Simply put, kids are tough. Whether they are yours, your partners, your students, or a friends child, they don’t make it easy. If you’re in any position with them where you need to have some structure, boundaries, or consequences there will definitely be resistance. Setting a boundary isn’t even the difficult part, being consistent and firm without anger or frustration THAT is the difficult part. 

I have 4 step kids and work at a multi-age school for mild to moderately disabled children. The kids at the school range from autism spectrum disorder to dyslexia and ADD. I am literally surrounded. 

Every day I have an opportunity to explore what works and what doesn’t. When I can set a boundary and when I need to let it go. No two days are the same and every day I learn something brilliant. 

You cannot establish healthy boundaries without first building trust, or atleast actively doing both.

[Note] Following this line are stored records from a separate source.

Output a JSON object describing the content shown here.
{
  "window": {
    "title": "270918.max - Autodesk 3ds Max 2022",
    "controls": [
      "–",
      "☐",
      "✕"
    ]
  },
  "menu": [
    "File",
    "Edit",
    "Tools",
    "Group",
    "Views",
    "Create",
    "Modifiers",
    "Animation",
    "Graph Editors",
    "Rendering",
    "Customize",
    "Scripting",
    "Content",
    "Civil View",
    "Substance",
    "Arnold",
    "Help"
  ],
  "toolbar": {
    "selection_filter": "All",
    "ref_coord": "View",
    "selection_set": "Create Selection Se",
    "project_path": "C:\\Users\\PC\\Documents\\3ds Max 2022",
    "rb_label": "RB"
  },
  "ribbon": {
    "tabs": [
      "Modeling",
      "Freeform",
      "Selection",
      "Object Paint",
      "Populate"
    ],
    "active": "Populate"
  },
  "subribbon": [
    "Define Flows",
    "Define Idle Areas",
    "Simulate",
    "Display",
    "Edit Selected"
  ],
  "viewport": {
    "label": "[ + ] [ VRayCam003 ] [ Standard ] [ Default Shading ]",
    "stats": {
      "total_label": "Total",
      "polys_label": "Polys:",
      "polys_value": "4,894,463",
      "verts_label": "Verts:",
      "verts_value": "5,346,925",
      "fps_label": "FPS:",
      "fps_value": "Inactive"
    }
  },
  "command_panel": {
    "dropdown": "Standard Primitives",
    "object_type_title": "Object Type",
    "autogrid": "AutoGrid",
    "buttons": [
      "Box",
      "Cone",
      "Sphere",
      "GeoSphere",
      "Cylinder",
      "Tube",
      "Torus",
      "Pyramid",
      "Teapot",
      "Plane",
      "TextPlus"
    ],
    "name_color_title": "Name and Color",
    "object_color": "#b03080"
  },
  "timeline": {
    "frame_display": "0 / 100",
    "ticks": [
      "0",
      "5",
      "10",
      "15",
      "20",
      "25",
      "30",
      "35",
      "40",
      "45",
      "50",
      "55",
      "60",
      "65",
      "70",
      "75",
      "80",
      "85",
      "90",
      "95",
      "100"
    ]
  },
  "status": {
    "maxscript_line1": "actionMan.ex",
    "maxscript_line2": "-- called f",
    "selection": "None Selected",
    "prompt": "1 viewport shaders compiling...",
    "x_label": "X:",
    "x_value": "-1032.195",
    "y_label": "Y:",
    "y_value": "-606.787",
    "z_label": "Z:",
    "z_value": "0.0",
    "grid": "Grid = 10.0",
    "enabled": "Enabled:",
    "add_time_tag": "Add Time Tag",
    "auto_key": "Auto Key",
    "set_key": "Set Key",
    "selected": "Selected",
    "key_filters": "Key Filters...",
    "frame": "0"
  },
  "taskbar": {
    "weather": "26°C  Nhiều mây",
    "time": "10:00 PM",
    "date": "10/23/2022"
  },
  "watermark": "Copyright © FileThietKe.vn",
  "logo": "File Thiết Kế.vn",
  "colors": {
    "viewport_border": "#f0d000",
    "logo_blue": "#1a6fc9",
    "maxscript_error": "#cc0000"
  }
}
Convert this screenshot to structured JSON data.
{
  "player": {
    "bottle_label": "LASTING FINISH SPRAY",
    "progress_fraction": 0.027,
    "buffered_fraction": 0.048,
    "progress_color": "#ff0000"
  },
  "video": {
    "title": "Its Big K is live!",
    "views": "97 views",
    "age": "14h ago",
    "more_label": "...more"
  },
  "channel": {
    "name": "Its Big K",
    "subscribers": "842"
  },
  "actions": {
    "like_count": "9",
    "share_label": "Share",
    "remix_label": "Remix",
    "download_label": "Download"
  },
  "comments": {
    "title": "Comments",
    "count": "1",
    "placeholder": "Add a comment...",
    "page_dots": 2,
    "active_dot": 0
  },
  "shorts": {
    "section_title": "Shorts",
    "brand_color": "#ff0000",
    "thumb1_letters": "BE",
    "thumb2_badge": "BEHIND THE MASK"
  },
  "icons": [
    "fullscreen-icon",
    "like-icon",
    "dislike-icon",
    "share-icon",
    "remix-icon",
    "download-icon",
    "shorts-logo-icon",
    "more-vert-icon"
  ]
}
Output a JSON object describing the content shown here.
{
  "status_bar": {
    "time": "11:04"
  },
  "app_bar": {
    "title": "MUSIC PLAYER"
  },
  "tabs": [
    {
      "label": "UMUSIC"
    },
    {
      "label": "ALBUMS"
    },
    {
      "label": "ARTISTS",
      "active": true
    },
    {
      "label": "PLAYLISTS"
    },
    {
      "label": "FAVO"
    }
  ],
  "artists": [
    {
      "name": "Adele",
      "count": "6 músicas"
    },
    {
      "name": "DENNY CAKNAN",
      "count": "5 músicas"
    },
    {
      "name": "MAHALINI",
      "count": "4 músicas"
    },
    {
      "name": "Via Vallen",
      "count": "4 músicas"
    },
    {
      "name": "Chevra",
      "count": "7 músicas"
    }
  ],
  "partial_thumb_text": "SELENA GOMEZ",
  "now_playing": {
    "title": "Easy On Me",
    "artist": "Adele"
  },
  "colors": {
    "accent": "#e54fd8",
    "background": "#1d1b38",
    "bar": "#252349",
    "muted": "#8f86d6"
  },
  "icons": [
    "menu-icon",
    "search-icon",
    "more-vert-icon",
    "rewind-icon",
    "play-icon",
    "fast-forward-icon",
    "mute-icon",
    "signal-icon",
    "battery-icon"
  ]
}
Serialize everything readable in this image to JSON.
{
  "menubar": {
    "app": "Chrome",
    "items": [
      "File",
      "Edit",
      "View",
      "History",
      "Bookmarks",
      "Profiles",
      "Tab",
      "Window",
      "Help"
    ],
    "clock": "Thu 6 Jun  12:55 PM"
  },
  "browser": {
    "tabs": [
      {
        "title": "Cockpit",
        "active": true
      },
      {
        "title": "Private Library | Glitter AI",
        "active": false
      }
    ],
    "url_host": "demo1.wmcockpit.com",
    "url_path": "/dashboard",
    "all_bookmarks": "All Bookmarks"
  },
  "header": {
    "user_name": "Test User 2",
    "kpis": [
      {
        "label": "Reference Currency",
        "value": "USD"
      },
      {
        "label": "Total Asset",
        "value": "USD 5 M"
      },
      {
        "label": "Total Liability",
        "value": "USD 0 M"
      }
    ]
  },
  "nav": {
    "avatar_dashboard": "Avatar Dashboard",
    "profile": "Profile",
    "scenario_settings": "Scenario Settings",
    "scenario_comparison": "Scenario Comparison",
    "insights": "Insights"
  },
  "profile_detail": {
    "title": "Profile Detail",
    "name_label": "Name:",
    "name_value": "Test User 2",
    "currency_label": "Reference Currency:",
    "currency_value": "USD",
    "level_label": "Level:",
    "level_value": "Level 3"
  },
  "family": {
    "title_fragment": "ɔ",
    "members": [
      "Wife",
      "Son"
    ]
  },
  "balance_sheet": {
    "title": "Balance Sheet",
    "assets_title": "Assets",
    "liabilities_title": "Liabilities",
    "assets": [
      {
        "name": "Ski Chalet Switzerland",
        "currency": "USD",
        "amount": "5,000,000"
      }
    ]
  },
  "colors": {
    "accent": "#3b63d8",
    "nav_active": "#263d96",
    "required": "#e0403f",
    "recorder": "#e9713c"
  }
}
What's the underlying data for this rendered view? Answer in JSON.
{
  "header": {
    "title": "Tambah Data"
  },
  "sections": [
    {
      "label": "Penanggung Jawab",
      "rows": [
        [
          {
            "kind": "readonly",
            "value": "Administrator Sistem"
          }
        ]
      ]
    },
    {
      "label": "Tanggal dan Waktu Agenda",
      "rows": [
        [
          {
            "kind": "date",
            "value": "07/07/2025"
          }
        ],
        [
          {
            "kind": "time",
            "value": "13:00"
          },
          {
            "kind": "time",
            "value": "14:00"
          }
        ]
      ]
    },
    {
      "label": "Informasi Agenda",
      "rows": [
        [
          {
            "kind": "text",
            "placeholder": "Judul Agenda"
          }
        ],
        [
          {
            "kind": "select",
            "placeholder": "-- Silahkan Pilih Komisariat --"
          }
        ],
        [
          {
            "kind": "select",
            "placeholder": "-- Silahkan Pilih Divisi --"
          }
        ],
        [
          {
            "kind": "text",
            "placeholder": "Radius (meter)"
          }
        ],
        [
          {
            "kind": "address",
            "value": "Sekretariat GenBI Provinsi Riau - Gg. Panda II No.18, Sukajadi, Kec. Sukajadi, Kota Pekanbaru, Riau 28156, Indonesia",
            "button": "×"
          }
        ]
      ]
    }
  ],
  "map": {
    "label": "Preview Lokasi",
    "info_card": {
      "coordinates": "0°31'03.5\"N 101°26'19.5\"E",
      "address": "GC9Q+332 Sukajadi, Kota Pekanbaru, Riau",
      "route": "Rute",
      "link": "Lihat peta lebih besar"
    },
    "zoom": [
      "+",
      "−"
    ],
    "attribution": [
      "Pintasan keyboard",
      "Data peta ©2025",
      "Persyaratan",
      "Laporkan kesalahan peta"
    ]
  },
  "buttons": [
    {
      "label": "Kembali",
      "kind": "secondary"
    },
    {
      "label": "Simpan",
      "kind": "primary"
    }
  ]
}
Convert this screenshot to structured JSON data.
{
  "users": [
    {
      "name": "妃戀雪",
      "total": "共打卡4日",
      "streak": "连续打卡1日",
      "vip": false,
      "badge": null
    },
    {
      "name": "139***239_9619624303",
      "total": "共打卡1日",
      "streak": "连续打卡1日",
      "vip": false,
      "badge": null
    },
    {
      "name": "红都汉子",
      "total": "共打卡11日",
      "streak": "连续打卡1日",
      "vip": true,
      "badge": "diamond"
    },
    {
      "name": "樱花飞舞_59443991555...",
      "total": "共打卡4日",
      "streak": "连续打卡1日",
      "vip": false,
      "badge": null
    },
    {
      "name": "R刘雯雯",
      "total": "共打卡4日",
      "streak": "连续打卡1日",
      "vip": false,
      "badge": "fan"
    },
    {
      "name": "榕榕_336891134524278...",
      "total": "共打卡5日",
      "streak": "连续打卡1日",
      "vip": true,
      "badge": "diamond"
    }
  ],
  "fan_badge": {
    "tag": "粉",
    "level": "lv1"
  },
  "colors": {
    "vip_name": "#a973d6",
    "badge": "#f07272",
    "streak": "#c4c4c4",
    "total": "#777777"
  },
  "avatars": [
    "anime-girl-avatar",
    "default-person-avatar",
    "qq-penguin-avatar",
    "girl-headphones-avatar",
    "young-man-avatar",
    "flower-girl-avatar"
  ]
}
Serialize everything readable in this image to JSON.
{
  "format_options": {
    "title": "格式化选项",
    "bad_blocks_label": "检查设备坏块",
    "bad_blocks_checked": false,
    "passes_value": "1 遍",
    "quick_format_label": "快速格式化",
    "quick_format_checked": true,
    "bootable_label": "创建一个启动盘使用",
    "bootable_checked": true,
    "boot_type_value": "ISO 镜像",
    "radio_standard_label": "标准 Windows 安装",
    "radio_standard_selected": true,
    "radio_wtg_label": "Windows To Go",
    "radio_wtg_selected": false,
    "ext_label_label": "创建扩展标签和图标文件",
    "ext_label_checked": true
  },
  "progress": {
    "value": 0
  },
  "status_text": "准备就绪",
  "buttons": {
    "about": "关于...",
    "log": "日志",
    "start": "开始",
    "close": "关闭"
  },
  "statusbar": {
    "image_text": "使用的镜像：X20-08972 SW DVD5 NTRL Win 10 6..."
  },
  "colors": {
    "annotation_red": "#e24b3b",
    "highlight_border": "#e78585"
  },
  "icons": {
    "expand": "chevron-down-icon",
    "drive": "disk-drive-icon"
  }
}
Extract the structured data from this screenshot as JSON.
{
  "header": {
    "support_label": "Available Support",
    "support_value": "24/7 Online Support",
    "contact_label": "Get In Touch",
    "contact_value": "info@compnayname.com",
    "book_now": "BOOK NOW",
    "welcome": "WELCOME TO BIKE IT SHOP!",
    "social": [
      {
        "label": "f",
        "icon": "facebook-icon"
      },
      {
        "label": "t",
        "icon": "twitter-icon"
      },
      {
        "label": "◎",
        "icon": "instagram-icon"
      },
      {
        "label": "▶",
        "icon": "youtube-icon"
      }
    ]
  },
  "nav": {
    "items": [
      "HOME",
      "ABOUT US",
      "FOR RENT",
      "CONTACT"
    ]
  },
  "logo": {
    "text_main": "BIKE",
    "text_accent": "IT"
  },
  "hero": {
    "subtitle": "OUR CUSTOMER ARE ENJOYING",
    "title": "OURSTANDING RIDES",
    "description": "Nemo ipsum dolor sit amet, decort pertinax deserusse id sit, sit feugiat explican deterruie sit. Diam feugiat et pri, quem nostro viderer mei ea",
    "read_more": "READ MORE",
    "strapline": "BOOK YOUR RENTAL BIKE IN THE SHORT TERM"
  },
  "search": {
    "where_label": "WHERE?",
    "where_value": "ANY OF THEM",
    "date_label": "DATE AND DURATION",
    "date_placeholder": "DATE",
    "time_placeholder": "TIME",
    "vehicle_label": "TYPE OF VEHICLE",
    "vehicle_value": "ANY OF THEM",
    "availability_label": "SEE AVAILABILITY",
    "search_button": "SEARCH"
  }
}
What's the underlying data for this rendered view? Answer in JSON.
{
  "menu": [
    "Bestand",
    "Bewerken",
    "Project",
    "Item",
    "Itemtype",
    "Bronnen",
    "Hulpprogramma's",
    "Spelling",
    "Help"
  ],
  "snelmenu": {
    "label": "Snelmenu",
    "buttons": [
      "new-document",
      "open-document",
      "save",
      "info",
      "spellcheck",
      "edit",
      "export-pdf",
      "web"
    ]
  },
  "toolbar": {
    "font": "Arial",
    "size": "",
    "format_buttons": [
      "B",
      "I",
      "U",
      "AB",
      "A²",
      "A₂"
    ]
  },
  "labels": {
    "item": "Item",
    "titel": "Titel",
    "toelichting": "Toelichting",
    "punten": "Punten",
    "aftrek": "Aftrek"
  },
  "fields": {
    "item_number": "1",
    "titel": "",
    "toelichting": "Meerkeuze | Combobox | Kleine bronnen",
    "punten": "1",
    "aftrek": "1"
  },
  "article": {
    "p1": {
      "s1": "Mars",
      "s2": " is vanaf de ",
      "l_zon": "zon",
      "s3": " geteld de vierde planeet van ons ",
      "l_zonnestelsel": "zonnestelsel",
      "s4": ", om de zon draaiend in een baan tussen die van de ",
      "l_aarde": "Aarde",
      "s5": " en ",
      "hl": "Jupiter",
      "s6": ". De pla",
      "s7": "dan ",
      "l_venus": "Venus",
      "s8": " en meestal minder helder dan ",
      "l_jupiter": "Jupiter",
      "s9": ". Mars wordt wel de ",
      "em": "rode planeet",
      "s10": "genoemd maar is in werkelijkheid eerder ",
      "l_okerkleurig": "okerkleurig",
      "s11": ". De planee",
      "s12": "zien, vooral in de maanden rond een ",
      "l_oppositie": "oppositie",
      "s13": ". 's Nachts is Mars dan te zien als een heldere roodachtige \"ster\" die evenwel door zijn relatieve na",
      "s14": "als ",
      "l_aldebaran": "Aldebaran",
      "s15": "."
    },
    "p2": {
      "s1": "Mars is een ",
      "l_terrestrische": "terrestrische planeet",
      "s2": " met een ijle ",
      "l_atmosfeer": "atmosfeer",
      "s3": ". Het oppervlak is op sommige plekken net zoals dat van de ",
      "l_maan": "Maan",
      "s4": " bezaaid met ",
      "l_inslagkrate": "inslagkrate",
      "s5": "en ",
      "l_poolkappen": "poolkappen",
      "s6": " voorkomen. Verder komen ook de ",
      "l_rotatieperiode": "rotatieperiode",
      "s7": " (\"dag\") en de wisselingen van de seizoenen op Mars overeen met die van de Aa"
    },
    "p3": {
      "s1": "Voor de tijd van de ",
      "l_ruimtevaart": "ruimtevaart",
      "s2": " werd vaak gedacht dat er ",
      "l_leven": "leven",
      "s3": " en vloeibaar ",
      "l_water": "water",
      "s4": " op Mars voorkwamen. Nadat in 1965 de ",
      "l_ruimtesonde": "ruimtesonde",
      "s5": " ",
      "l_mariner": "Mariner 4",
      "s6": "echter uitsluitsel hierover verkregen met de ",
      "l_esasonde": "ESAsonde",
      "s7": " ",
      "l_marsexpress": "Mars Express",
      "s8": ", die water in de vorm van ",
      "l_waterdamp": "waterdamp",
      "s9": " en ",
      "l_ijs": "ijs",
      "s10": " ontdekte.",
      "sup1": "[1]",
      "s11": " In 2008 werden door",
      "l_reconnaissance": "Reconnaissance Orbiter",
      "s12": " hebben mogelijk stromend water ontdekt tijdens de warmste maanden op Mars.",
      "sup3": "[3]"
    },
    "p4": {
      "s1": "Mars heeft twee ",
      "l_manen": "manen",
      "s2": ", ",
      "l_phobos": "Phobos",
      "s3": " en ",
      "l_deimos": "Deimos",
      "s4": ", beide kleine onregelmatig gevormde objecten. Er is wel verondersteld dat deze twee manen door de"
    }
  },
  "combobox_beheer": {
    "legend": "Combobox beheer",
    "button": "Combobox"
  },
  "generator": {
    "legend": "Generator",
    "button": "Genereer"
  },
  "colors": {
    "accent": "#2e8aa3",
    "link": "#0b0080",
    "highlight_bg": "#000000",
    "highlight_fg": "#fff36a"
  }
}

Building trust can be tricky with kids that are reluncatant to hand it out. It can be very complicated and very rewarding. I think there are some essential building blocks for trust. Authenticity, perseverance, flexibility, courage and humor. 

The foundation of the blocks must be authenticity. Sharing your experiences or atleast snippets of how you have failed will help them understand we are all human, doing the best we can and that you don’t expect them to be perfect. The better the example you set of being genuinely you, without allowing fear or anger to dictate your behavior, the more free they will feel to be themselves.

Perseverance and flexibility. The definition of perseverance is: steady persistance in a course of action, especially in spite of difficulties and obstacles. We have to be able to stick by their side, through the good and bad. We have to show them if they have a meltdown we’re here. If they have a proud moment, we’re there with our praise. If they break down into tears over something, we are there. The flexibility will help you react based on context and importance. This is where you can test setting some small boundaries. Every situation will be different, you have to be nimble and flexible enough to go with the flow of the moment. If you’re married to handling the situation a precise way, or getting a specific outcome, not only will you successfully aggravate yourself but you will fail at building trust.

Courage allows you stand strong in an emotional storm while perseverance is the act of moving forward through the mud and the muck. When the ball is not your court and you have to give a child some space or hear hurtful words without reacting angrily-THAT is courage. Courage will keep your heart in tact and perseverance will keep you moving forward. Humor is a coping skill and one of the final foundational blocks. The ability to redirect, or as my boss says in a playful, Monty Python tone, “and now for something completely different!” It’s ok to be firm with a boundary AND make a child laugh!! This is the toughest and the most important at the same time! If you can be firm and have the next step be childlike whimsy… You are now building trust.

Sending out lots of love to the universe!